I have shared this information with our Rider Operations team to review and follow up with the riders in the area directly, as in line with our internal policy.

We then contacted the local police. We received the typical ignorant response: “e-bikes are not illegal to be ridden on the roads therefore there is no action to take against this.”. We had to explain these people the law of the country (which admittedly was imported from the EU; but is that an excuse for such flagrant ignorance?).

We escalated to the top Metropolitan Police officer in charge of Vision Zero, Daniel Card. He was non committal:

“we have considered taking action and do so where there are offences apparent.”

So we issued a FOIA request to the Metropolitan Police, inquiring what specific actions have been taken against the company?

The response seemed to have been written by the Deliveroo legal team:

In other words, Deliveroo is making a mockery of the law and the Police is happy allowing them to do it.

This is very English: let the powerful do what they want and fuck the country, let’s concentrate on persecuting the poor, especially if they come from ethnic backgrounds.

Dangerous to themselves and to others. Photo via Reuters

We then asked our representative at the London General Assembly to ask the Mayor if he was happy with this exploitation of gig workers. Maybe the fact that these workers have a similar status to that of his father at a young age, would move him to act. But in England, class trumps ethnicity, and the former lawyer doesn’t seem to care about gig workers (or bus drivers, as he has shown during the first year of the pandemic)

The office of Caroline Russell was quite slow in getting an answer and seemed uninterested in pursuing this issue.

This is the response we received ten months after having asked.

I am afraid it is very difficult to get the police to change their policy on something like this, and they are right that under the law riders are self-employed and Deliveroo does not provide the bikes and it is down to the individual rider to ensure that their bike is compliant with the law.
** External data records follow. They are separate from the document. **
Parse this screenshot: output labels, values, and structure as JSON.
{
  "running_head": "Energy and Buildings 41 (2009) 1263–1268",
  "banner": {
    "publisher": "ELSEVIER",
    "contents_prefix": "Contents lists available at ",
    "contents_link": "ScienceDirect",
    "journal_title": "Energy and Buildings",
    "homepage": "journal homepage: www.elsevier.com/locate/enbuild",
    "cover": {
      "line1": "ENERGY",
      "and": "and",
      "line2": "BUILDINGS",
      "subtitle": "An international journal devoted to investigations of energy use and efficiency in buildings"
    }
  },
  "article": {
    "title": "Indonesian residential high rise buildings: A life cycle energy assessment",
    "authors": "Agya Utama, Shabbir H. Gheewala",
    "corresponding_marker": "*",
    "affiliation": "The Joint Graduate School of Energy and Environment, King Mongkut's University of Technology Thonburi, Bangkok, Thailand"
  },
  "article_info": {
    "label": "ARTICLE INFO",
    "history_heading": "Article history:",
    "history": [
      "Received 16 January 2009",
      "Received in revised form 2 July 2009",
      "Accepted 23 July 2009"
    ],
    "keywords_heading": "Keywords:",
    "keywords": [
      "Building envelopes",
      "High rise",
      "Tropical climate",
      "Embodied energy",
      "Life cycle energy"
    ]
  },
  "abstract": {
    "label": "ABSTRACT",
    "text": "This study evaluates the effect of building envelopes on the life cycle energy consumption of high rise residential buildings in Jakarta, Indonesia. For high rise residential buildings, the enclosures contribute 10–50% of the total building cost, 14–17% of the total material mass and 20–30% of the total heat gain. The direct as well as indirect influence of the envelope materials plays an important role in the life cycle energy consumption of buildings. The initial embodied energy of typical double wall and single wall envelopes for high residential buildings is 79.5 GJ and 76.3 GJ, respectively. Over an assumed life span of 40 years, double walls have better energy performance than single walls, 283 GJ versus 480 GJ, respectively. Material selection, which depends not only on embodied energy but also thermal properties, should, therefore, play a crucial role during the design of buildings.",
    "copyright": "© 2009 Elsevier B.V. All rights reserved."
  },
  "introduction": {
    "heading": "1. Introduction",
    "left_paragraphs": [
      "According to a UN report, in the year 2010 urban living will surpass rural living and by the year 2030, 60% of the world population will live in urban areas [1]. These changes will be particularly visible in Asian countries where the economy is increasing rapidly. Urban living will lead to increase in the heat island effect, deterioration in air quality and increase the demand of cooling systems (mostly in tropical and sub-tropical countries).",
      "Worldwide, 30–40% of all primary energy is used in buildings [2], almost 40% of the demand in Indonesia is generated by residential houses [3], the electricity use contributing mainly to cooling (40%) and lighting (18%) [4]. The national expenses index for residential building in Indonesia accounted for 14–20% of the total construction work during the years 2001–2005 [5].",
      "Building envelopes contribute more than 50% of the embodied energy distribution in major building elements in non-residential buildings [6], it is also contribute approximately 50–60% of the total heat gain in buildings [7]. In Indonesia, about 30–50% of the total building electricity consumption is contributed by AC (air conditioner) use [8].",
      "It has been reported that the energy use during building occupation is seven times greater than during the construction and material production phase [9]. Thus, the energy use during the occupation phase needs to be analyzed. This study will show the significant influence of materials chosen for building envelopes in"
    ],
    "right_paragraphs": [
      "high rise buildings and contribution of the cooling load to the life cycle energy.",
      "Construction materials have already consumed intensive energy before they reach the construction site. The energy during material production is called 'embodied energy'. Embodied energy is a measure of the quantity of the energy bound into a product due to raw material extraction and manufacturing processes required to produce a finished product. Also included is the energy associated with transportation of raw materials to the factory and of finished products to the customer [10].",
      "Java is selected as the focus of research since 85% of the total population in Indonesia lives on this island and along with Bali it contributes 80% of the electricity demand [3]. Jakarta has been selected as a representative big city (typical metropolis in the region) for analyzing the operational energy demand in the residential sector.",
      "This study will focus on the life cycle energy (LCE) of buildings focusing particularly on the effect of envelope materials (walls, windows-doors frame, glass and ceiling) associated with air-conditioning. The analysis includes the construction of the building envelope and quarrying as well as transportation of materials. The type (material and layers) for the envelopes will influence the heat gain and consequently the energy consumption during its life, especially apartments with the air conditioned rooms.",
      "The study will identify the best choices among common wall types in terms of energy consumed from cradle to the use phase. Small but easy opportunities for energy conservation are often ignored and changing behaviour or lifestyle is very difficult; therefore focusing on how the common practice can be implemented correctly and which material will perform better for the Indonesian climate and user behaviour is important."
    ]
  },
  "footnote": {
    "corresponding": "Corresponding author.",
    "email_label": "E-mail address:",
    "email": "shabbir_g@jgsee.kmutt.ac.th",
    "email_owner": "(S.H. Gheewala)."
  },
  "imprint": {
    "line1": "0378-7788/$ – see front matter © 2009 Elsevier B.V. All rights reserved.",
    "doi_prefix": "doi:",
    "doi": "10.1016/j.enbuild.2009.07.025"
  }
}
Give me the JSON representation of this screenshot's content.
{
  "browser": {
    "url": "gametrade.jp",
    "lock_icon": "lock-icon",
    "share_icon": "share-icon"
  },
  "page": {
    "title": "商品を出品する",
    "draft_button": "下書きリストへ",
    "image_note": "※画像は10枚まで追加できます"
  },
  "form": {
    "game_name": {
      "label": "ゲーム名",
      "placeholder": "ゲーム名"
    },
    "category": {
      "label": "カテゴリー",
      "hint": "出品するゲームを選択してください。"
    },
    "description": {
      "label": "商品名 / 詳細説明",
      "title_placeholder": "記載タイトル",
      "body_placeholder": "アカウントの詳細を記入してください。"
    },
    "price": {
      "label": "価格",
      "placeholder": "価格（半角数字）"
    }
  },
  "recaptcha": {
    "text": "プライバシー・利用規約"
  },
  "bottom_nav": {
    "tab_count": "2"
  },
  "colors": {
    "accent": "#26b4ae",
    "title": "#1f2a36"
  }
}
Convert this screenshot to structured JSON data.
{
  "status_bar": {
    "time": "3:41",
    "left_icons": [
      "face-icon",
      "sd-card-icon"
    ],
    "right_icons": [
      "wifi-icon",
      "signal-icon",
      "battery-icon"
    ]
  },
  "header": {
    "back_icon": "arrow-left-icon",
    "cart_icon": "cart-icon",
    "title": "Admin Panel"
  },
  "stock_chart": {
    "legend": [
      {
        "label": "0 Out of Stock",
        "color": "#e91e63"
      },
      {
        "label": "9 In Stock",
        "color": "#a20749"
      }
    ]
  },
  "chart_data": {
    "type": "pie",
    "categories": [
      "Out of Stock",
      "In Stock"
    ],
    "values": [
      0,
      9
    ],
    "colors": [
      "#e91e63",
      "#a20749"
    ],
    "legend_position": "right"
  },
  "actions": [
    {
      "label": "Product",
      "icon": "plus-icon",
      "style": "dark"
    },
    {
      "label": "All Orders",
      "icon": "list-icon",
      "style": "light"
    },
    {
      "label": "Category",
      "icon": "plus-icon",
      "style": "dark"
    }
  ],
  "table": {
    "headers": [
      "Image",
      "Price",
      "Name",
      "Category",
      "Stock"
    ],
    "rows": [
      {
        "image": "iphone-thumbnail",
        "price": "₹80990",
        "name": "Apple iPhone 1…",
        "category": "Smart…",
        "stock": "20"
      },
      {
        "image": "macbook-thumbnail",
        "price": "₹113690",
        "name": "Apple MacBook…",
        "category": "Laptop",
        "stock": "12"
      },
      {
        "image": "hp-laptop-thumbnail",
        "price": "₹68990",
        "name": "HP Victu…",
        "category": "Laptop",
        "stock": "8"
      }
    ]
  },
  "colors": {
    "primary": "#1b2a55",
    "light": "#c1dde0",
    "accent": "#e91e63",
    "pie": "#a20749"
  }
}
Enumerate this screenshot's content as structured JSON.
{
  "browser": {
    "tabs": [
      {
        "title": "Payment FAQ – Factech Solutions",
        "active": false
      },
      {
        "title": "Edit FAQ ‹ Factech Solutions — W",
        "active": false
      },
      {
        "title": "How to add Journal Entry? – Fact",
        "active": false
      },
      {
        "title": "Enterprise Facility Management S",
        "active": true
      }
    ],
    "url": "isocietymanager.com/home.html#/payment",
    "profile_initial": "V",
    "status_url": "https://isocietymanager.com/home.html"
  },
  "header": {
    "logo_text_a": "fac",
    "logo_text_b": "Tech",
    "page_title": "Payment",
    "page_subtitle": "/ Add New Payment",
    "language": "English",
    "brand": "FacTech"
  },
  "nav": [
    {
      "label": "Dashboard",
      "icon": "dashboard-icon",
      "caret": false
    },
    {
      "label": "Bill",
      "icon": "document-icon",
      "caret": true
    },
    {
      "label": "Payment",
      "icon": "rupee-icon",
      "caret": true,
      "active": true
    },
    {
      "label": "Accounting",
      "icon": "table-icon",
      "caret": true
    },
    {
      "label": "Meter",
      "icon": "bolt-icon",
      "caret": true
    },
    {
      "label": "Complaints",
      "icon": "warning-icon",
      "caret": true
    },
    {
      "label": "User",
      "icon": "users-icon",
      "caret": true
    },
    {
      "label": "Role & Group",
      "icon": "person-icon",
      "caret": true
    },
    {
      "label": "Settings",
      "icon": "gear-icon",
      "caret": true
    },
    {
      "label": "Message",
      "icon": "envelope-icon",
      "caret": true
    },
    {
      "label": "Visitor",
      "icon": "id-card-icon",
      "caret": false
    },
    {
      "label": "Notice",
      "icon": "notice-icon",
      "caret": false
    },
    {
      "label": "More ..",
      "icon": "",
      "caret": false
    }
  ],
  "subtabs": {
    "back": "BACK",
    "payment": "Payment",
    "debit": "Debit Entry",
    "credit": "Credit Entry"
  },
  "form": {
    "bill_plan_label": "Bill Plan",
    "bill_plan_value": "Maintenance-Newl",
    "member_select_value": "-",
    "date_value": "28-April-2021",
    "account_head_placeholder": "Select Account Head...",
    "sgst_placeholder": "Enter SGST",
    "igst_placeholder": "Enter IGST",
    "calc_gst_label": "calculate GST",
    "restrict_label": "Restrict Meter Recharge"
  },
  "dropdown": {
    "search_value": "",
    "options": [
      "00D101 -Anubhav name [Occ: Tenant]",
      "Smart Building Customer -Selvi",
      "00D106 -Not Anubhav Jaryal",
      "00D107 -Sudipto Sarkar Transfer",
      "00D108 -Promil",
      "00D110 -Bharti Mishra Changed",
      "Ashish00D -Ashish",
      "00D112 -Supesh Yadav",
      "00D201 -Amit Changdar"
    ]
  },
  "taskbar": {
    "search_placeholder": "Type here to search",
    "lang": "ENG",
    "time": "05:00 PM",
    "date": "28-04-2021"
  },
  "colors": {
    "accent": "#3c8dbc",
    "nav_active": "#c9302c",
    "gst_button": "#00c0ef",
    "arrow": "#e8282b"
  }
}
The Mayor has said previously that he met with the founder and CEO of Deliveroo in December 2020 to discuss a range of issues, including rider conditions and wellbeing and that he calls on all digital platform operators across sectors to recognise the right of workers to organise and bargain collectively for better working conditions.  so hopefully there can be improvements.

Let’s see again what the Mayor stated in July last year

I met with the founder and CEO of Deliveroo in December to discuss a range of issues, including rider conditions and wellbeing. …

Genuine two-way flexibility where both boss and worker have a say in working patterns is a good thing. But when abused by unscrupulous businesses, it creates a race to the bottom in low pay, insecurity and bad practice.

In my second term, I will work with Londoners, businesses, unions, and other stakeholders to develop a charter for the on-demand economy, to help promote the highest standards and shine a light on bad practices.

To be fair the Mayor, he has created the Good Work Standard but it is again the typical bullshit PR exercise, where companies sign up to get a badge, but nothing is done against rogue operators who “create a race to the bottom of bad practices”.

Fortunately the race to the bottom is not presently happening; some of the Deliveroo’s competitors provide good legal ebikes to their riders.

Why then does the Mayor let Deliveroo act like Qatari builders? Is it because the company gave him some cheap shares at the IPO?

And dear reader, if you are so lazy that you cannot walk or ride your bike to your favourite restaurant, at least delete the Deliveroo app.